Do you think about when the original frequencies of frequency-specific microcurrent therapy were determined and compare how much ‘basic noise’ was present at that time?! Was there already Wi-Fi, LTE & Co.?
From a perspective, one can be quite careful with the term frequency-specific.
What a German manufacturer with frequency-specific microcurrent was able to prove in a pilot study
Schönfelder et al. (2017) showed in an in vitro study with human cell cultures that a change in cell morphology can be seen. “This proves that the applied current reaches the cells and is able to influence them.” (Schönfelder, Walker & Kenner, 2017, p. 11)
The study was carried out with the HD2000+ by Luxxamed GmbH. Luxxamed GmbH was born out of the company Walitschek Medzintechnik and thus looks back on a 20-year history and experience in microcurrent therapy.
Metabolic activity can be demonstrably increased by the use of frequency-specific microcurrent.

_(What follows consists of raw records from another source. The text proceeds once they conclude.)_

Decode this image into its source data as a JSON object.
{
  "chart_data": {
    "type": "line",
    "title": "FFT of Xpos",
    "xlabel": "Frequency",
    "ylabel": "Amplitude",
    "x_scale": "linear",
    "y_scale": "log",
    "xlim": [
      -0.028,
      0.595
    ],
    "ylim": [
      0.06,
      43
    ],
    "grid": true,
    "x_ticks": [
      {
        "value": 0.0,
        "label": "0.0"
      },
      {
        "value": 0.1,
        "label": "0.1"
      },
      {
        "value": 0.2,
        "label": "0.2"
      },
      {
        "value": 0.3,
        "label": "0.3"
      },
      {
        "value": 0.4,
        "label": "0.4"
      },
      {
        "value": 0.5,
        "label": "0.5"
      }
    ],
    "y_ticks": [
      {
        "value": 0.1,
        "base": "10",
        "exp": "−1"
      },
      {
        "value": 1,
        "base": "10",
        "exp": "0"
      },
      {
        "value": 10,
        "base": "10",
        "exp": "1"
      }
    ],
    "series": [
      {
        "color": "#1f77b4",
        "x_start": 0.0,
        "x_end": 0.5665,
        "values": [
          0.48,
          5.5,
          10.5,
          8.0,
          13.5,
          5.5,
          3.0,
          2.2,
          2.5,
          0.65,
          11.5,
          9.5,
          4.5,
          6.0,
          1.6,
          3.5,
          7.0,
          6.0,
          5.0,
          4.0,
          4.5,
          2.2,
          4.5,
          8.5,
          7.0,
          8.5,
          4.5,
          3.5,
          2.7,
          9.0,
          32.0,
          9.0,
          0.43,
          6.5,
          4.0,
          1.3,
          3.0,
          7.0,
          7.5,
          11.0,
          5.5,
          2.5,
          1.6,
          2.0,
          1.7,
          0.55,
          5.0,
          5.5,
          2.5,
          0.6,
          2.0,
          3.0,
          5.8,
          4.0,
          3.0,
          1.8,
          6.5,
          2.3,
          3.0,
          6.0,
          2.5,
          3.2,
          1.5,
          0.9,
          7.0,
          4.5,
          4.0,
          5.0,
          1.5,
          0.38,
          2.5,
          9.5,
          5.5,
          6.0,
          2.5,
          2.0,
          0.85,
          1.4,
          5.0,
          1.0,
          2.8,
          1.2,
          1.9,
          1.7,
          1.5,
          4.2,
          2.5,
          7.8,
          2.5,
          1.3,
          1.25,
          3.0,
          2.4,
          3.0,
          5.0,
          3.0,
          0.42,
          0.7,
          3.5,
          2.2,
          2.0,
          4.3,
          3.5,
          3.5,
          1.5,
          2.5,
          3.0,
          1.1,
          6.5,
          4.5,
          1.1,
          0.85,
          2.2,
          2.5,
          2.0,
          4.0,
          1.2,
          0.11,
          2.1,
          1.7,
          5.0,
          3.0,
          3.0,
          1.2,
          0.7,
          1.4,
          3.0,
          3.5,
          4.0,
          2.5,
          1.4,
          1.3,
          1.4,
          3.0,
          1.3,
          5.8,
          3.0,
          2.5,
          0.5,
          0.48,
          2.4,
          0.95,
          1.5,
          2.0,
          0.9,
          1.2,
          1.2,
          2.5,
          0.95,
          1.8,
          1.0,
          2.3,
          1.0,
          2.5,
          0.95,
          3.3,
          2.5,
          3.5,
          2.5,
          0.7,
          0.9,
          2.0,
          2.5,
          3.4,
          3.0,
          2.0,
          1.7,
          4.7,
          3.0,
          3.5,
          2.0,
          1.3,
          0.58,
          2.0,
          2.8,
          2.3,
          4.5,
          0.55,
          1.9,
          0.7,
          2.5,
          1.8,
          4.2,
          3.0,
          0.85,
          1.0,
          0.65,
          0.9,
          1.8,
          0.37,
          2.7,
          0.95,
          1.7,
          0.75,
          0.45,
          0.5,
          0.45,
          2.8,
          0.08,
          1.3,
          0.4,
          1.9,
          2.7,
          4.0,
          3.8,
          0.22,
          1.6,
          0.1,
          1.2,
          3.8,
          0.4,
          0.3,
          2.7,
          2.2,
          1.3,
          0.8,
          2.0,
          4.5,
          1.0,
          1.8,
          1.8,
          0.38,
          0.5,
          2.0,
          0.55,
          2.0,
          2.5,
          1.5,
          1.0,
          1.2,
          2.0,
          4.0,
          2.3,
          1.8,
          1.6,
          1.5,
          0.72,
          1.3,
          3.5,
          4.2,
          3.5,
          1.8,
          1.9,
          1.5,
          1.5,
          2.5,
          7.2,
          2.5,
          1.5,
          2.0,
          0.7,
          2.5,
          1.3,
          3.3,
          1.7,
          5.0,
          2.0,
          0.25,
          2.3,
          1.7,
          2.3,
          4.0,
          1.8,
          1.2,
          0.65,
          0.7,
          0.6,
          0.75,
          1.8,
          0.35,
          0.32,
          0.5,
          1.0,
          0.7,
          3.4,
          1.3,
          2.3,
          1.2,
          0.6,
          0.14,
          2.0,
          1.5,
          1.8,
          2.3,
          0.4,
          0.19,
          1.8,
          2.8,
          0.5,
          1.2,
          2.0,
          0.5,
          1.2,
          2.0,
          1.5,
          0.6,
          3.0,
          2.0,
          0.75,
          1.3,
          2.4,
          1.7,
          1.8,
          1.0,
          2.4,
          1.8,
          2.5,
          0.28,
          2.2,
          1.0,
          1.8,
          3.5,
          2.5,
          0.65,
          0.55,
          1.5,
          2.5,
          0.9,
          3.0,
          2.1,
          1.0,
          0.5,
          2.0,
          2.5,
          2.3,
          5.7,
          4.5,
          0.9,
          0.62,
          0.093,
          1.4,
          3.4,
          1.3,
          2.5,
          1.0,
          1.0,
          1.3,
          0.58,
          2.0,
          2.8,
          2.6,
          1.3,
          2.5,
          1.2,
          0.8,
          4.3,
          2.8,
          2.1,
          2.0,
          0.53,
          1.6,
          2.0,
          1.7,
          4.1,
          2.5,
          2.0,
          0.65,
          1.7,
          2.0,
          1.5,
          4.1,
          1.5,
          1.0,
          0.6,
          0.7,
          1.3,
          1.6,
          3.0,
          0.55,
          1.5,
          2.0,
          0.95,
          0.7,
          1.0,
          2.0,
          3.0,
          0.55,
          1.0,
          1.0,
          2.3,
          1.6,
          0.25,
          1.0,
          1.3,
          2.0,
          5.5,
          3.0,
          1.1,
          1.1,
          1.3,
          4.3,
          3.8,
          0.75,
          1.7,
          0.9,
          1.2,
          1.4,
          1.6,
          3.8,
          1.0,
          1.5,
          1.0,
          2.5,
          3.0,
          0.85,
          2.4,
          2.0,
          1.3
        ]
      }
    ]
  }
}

Human keratinocytes, which have previously been pre-damaged with cyclohexiide, were observed. This should achieve a reduction in metabolic activity of 20 – 30. Treatment of the damaged cells showed an increase in metabolic activity of up to 56 . (Schönfelder et al., 2017, p. 15)
Looking at the treatment of vital keratinocytes, it was found that the use with microcurrent can lead to a 48-igen increase in vital. In sick or pre-damaged cells, showed reduction of apoptotic and necrotic cells of up to 12 . (Schönfelder et al., 2017, p. 17)
There is still a lot of research to be done, especially with regard to the oh-so-specific frequencies. This research should not be considered exclusively from a medical perspective, but also from the technical point of view. The procedures and methods should be properly evaluated to verify the results.
In Germany, this is already being tried and, as you can see, quite successful. User observations and user studies are extremely important, but laboratory studies should not be neglected either.
Carolyn R. McMakin. (2011). Frequency-Specific Microcurrent in Pain Management. Edinburgh: Elsevier.
Chaikin, L., Kashiwa, K., Bennet, M., Papastergiou, G. & Gregory, W. (2015). Microcurrent stimulation in the treatment of dry and wet macular degeneration. Clinical Ophthalmology (Auckland, N.Z.), 9, 2345-2353. https://doi.org/10.2147/OPTH.S92296
Schönfelder, J., Walker, S. & Kenner, L. (2017). Effect of a new generation of devices on in vitro cell cultures. WP 3: Effect of microcurrent therapy on in vitro cell cultures (Frauenhofer FEP, ed.).